学習の際、文法書を参照するとよいでしょう。綿貫陽 / 宮川幸久 / 須貝猛敏 / 高松尚弘(マーク・ピーターセン〔英文校閲〕)『ロイヤル英文法 改訂新版』(旺文社、2000年)が定番です。Windows版、Mac版、iPhone/iPad版、Mac App Store版、Android版をこちらから購入できます。
以下、気をつけたいことをまとめます。
個々の注意点
同じ語が文中で別の役割になる
- 英語で難しいのは、同じ語が別の品詞で使われる場合が多々あることです。例えばcause、experience、resultなどが名詞か動詞かは形で分からないことも多く、文の中の役割で判断するしかありません。
また、動詞には過去形と過去分詞形が同じ形のものも多くあります。どちらなのかは、これも文の中の役割で判断することとなります。
その中でも特に厄介なのは、現在形、過去形、過去分詞形が同形の動詞です。ただこれは数が少ないため、一通り覚えてしまうとよいでしょう。例えば次のものがあります。
bet(過去形、過去分詞形がbettedとなることもあります)
bid(過去形がbade、過去分詞形がbiddenとなることもあります)
burst
cast(broadcastもです)
cost
cut
hit
hurt
let
put
quit(過去形、過去分詞形がquittedとなることもあります)
read(発音は現在形が[ri:d]、過去形、過去分詞形が[red])
rid
set(upsetもです)
shed
shut(shutdownもです)
slit
spread
thrust(過去形がthrustedとなることもあります)
このうちcast、cut、setなどは名詞として使われることも多いため、文に出てきたらその都度、名詞、動詞の現在形、過去形、過去分詞形のどれかを判断する必要があります。
例えば
This cost valuable time.
という文だと、costが名詞でthisが指示形容詞なら動詞がありません。とはいえ、costが動詞の現在形でthisが主語ならcostsと三単現のsが付くはずです。そのためここでのcostは動詞の過去形で、thisが主語、valuable timeが目的語ということになります。
倒置
- 他動詞の後に目的語ではなく前置詞などがある場合、倒置の可能性があります。
例えばdescribe asの場合、本来はdescribe A as Bという形ですがAが長いためBの後に置かれ、describe as B Aとなっています。次のように、慣用句化している倒置もあります。
cut in half
keep in mind
put into words
take home
take into account
連語
- 補語を取ることがあまり知られていない動詞に気をつけましょう。例えば次のものがあります。
The door shot open.
I washed my hands clean.
The unit is smoked black.
- 動詞や名詞と前置詞との連係にも気をつけます。
例えば動詞の場合、inform O of、see O asなどでOが長いとつながりを見逃すこともありえるでしょう。
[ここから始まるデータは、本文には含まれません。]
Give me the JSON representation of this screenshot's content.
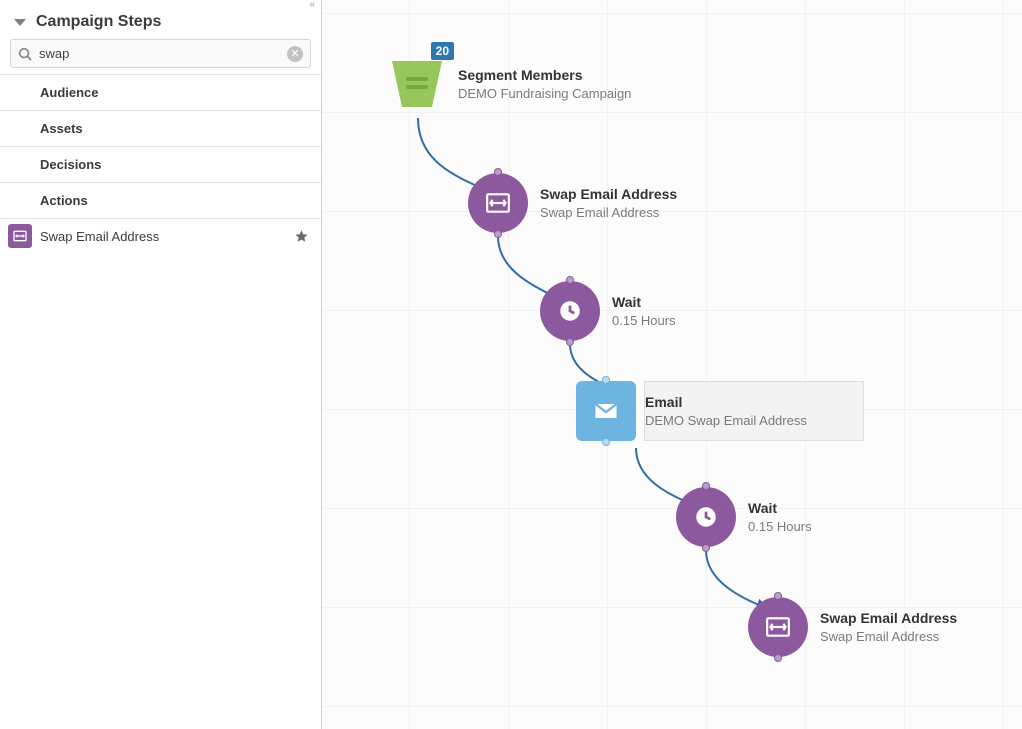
{
  "sidebar": {
    "heading": "Campaign Steps",
    "search_value": "swap",
    "search_placeholder": "",
    "categories": [
      {
        "label": "Audience"
      },
      {
        "label": "Assets"
      },
      {
        "label": "Decisions"
      },
      {
        "label": "Actions"
      }
    ],
    "step": {
      "label": "Swap Email Address",
      "icon": "swap-icon"
    }
  },
  "canvas": {
    "segment": {
      "title": "Segment Members",
      "sub": "DEMO Fundraising Campaign",
      "badge": "20"
    },
    "nodes": [
      {
        "id": "swap1",
        "title": "Swap Email Address",
        "sub": "Swap Email Address"
      },
      {
        "id": "wait1",
        "title": "Wait",
        "sub": "0.15 Hours"
      },
      {
        "id": "email",
        "title": "Email",
        "sub": "DEMO Swap Email Address"
      },
      {
        "id": "wait2",
        "title": "Wait",
        "sub": "0.15 Hours"
      },
      {
        "id": "swap2",
        "title": "Swap Email Address",
        "sub": "Swap Email Address"
      }
    ]
  }
}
また名詞でも、impact、effect、influence、consequence、repercussionsなど「影響」を意味する語でthe impact of A on B(「AのBへの影響」「AがBに及ぼす影響」)という形を取る、つまり、on BがAではなくimpactを修飾することが少なくありません。
もちろん、on BがAを修飾することもあります。
また、the failure by (名詞) to doは「(名詞)が~しないこと」「(名詞)が~を怠ること」という意味になります。
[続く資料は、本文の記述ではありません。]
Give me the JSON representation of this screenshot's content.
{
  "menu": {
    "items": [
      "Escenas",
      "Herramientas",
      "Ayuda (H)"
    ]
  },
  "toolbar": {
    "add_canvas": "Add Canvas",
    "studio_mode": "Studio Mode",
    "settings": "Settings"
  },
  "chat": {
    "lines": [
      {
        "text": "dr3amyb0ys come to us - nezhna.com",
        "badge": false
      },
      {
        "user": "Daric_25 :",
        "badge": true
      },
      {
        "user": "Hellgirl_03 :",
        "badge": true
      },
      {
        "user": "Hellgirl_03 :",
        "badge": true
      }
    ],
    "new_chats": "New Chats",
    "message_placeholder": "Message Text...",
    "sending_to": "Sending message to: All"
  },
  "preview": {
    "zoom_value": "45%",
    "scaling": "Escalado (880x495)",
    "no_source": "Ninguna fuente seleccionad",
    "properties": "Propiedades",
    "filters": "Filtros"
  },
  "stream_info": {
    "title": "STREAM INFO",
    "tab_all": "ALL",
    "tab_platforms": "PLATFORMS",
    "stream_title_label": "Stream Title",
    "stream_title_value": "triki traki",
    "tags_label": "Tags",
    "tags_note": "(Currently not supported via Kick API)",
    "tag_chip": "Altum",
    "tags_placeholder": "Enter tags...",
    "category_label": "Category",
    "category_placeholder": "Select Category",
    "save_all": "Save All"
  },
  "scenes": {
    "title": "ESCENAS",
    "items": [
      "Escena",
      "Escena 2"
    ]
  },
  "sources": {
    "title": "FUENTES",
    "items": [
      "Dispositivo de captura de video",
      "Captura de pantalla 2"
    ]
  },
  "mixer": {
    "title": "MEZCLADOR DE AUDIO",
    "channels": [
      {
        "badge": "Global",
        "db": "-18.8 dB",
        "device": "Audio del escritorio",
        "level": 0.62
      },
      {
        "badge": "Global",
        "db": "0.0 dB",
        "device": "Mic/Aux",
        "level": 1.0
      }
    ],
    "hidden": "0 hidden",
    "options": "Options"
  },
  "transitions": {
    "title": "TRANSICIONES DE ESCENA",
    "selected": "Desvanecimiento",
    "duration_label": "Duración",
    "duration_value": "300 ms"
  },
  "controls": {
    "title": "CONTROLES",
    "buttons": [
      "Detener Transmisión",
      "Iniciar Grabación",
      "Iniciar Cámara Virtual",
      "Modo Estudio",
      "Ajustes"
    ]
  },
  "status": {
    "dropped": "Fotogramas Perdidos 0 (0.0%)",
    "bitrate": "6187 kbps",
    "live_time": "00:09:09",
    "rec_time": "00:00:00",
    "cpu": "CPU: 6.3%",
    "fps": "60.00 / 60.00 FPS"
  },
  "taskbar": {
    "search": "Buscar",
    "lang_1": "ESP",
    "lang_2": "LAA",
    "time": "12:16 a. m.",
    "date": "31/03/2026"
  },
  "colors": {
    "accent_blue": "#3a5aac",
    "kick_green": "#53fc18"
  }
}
- suchやthe sameがあったら、後にasがあるか確認しましょう。suchがthat(省略されている場合もあります)、the sameがthat、who、which、when、whereなどとつながっていることもあるので注意が必要です。
冠詞
- 名詞は、不定冠詞の有無や単数、複数によって意味が変わることもあります。agreementが「契約」でan agreementが「契約書」、damageが「損害」でdamagesが「損害賠償金」などです。
- 名詞(固有名詞を含む)が”the (修飾語) 名詞”で言い換えられることがよくあります。
例えば日本語では「大谷翔平(30)」などと書いて年齢を示しますが、英語だとShohei Ohtaniが出てきた後、”the 30-year-old baseball player”と言い換えて年齢を表します。
他にもAliceが”the girl”、North Korea”が”the nationや”the rogue nation”といった具合です。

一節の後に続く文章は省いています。